Nach allem, was ich bisher (im Klang-Baukasten) gesagt habe, dürfte klar sein, daß ich diese Position nicht teile. Musik besteht nicht bloß aus einer Verteilung von Note-On-Befehlen, die sich zu einer abstrakten Ordnung fügen. So sind beispielsweise Kontraste oder Übergänge von Lautstärken konstituierend nicht nur für die klangliche Wirkung, sondern ebenso für die formale Struktur. Auch der Klang eines Instrumentes ist nicht bloß ein abiträres Beiwerk, eine Farbe etwa, die beliebig ist und durch eine andere problemlos ersetzbar wäre.
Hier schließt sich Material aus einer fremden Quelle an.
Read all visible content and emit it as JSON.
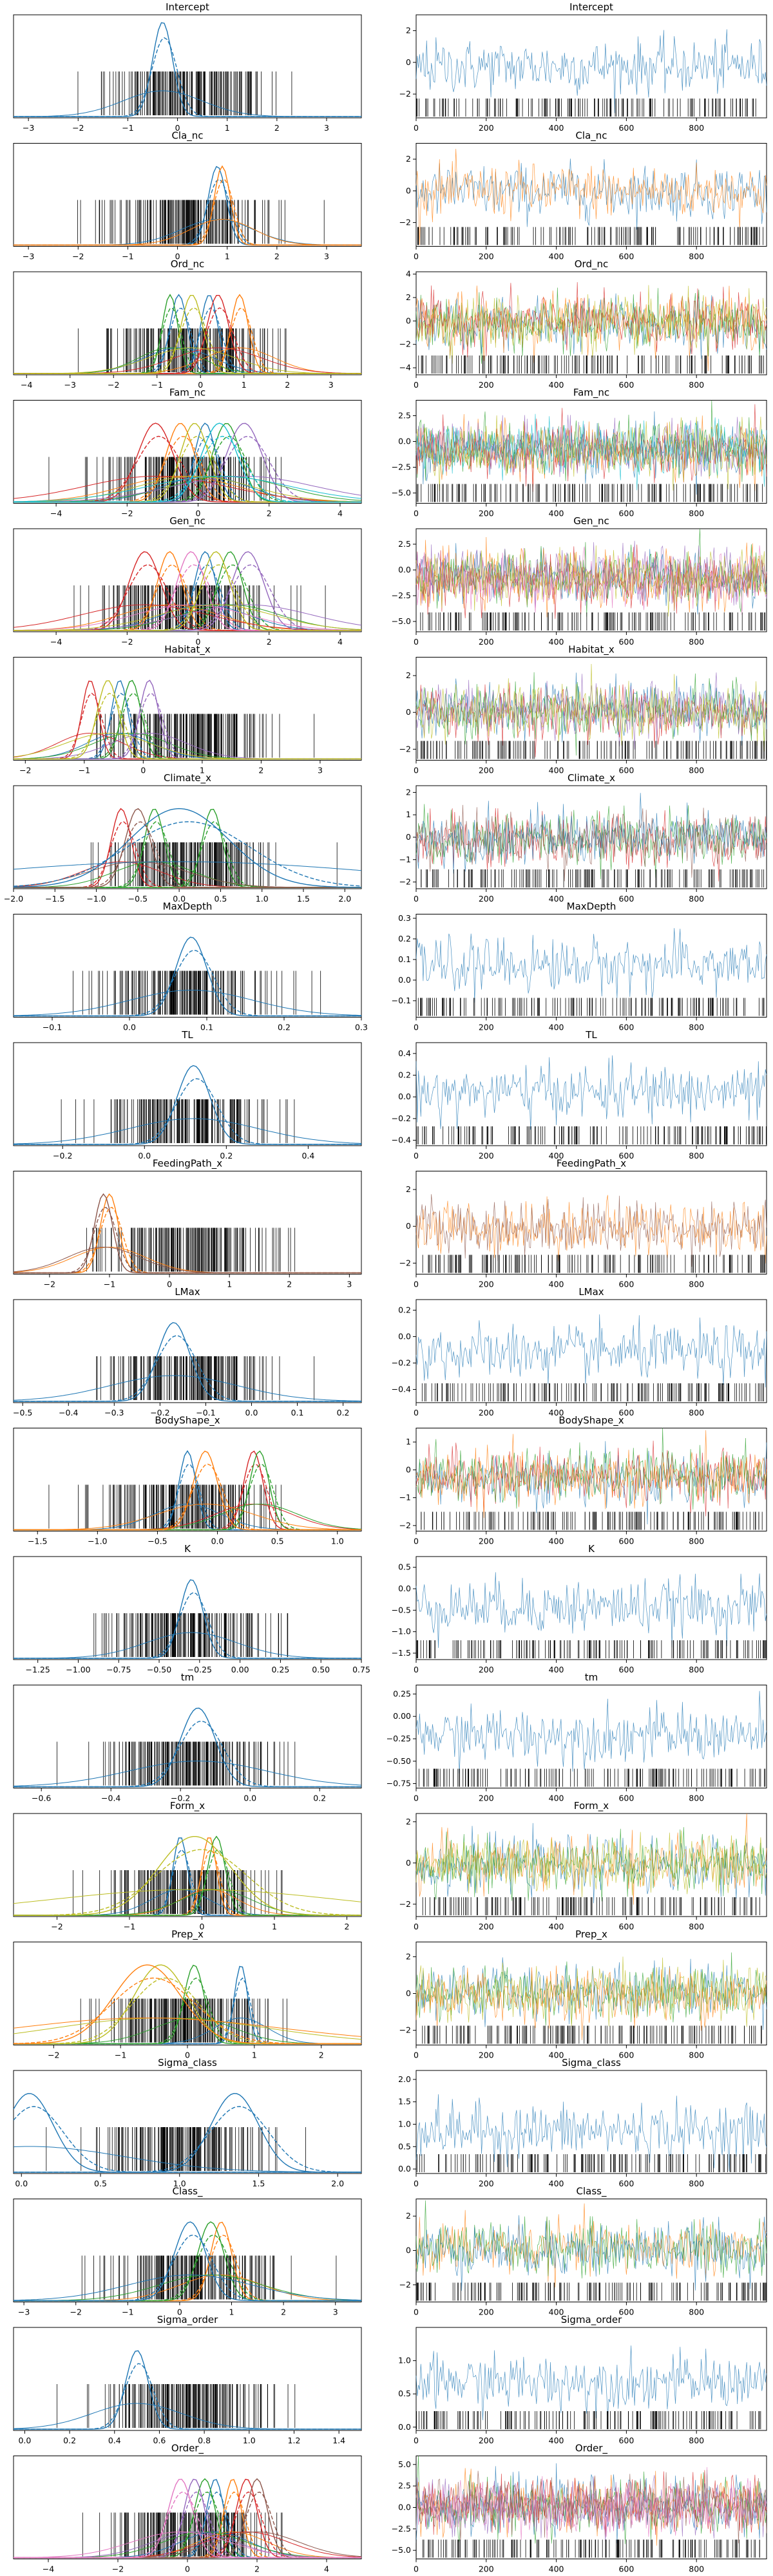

Gerade im Werk Wagners finden sich zahlreiche Stellen, wo Klangfarben strukturelle Bedeutung haben - von der zeitgenössischen Musik ganz zu schweigen, deren Struktur sich gelegentlich komplett durch den Klang konstituiert[2].

  1. [1] Den „Doktor Faustus” kann man vielleicht nur dann verstehen, wenn man sich mehr als nur ungefähr im Werk Richard Wagners auskennt: Kundry ist die mystische Frauengestalt, die, von Klingsor gezwungen, den „reinen Toren” - Parzifal - zu verführen und seiner Unschuld zu berauben sucht. - Hinter dem zitierten Satz verbirgt sich eine ganze Armada von unausgesprochenen Konnotationen, von denen man heute, 66 (Niederschrift des Doktor Faustus) bzw. 127 (Uraufführung des Parsifal) Jahre später, kaum noch eine Ahnung hat.
  2. [2] Auch Thomas Manns Einschätzung, daß reine Klaviermusik die Königsgattung in der abendländischen Kunstmusik sei, mag ich nicht recht teilen. Das Klaviersolo steht zwar auch auf meiner virtuellen Liste recht weit oben, wird aber deutlich geschlagen - nicht von der Sinfonie oder der Oper, sondern vom Streichquartett. Die Komponisten können hier, wie für das Klavier, nur wenig tun, um die Klangfarben zu variieren. Sie müssen aber mit genau vier Stimmen auskommen, und haben nicht die Möglichkeit, mal eben - wie auf dem Klavier - einen Akkord aus dem Nichts zu zaubern. Dabei steht ihnen immer noch ein großer Tonraum aus ca. fünf Oktaven zur Verfügung, sowie weitreichende Möglichkeiten zur dynamischen Gestaltung, welche weit ausgreifende Formverläufe erlauben - aber wie gesagt: mit nur vier Stimmen. Es gibt viele Komponisten, die große Musik für das Klavier geschrieben haben. Jene, denen gleiches für das Streichquartett gelang, kann man an zwei, drei Händen abzählen.